Somalia. After years of fighting each other and laying large parts of Mogadishu in ruins, the capital's warlords joined together at the beginning of the year against the militia formed by the city's Islamic courts. Unofficially, US sources confirmed that the United States supported the warlords with money and intelligence, as the Islamist militia is suspected to be linked to the al-Qaeda terror network. During periodic fierce fighting, which required at least 350 casualties, the Islamists gradually took control of Mogadishu and in June expelled the last warlords. For the first time in fifteen years, a relative measure of peace and security entered the city, and the international airport could be reopened after eleven years of closure. Less popular was that the entertainment facilities were closed, that the popular drug khat was banned and that compliance with Islam's rules began to be controlled. Failure to pray five times a day would be punished with death. However, the city was not safe.

2006 Somalia

According to CountryAAH, Swedish journalist Martin Adler was shot dead on June 23 when he came to report on the takeover of Islamists.

The court militia, which took the name of the Supreme Court of Islamic Courts (SICC), extended its influence over large parts of southern and central Somalia during the summer and autumn. Warlords and elder councils in some cities volunteered to join the SICC, other places were entered after fighting.
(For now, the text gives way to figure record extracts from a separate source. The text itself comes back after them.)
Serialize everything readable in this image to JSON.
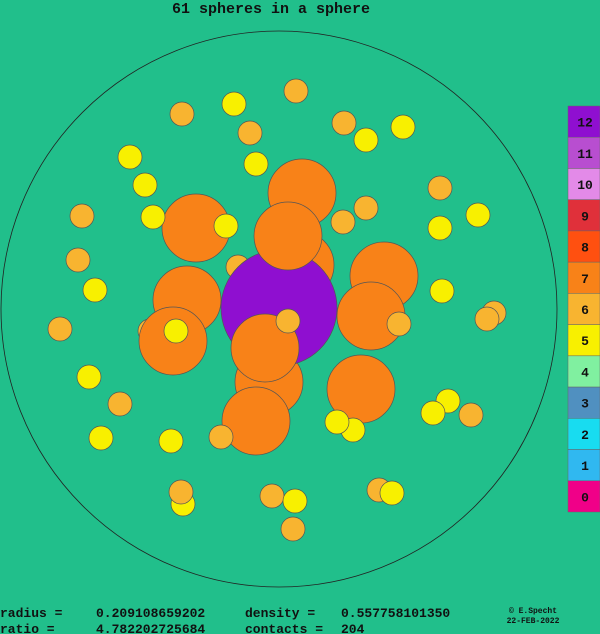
{
  "title": "61 spheres in a sphere",
  "legend": [
    {
      "label": "12",
      "color": "#8f0fd0"
    },
    {
      "label": "11",
      "color": "#b84ed0"
    },
    {
      "label": "10",
      "color": "#e38ae8"
    },
    {
      "label": "9",
      "color": "#e0303a"
    },
    {
      "label": "8",
      "color": "#ff5010"
    },
    {
      "label": "7",
      "color": "#f88218"
    },
    {
      "label": "6",
      "color": "#f8b430"
    },
    {
      "label": "5",
      "color": "#f8f000"
    },
    {
      "label": "4",
      "color": "#80f0a0"
    },
    {
      "label": "3",
      "color": "#5090c0"
    },
    {
      "label": "2",
      "color": "#18dcf0"
    },
    {
      "label": "1",
      "color": "#30b8f0"
    },
    {
      "label": "0",
      "color": "#f00088"
    }
  ],
  "stats": [
    {
      "label": "radius =",
      "value": "0.209108659202",
      "label2": "density  =",
      "value2": "0.557758101350"
    },
    {
      "label": "ratio  =",
      "value": "4.782202725684",
      "label2": "contacts =",
      "value2": "204"
    }
  ],
  "credit": {
    "author": "© E.Specht",
    "date": "22-FEB-2022"
  }
}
The internationally recognized interim government and parliament set up in the city of Baidoa northwest of Mogadishu but soon controlled only the city and its immediate surroundings. Repeated international attempts to mediate between the SICC and the interim government failed. Parliament appealed for an international peacekeeping force and in September the African Union (AU) decided in principle to send 8,000 men to Somalia to support the interim government. In December, the UN Security Council approved the AU force. The SICC frantically opposed any foreign intervention and, in particular, accused Ethiopia of meddling. Ethiopia has long denied sending troops to Somalia, but by the end of December thousands were deployed to the interim government. Ethiopian bombing, armor and artillery quickly drove the SICC back. Many Islamist soldiers fell, local militia that had just joined the Islamists returned to the government side and the hard core of the SICC was retreating south. Just before the New Year, Ethiopians captured Mogadishu and late in the New Year's Eve, the SICC's last stronghold, the city of Kismaayo, fell to the south. Although the interim government was now able to install itself in the capital for the first time, its opportunities to take control of the country seemed small without continued Ethiopian support.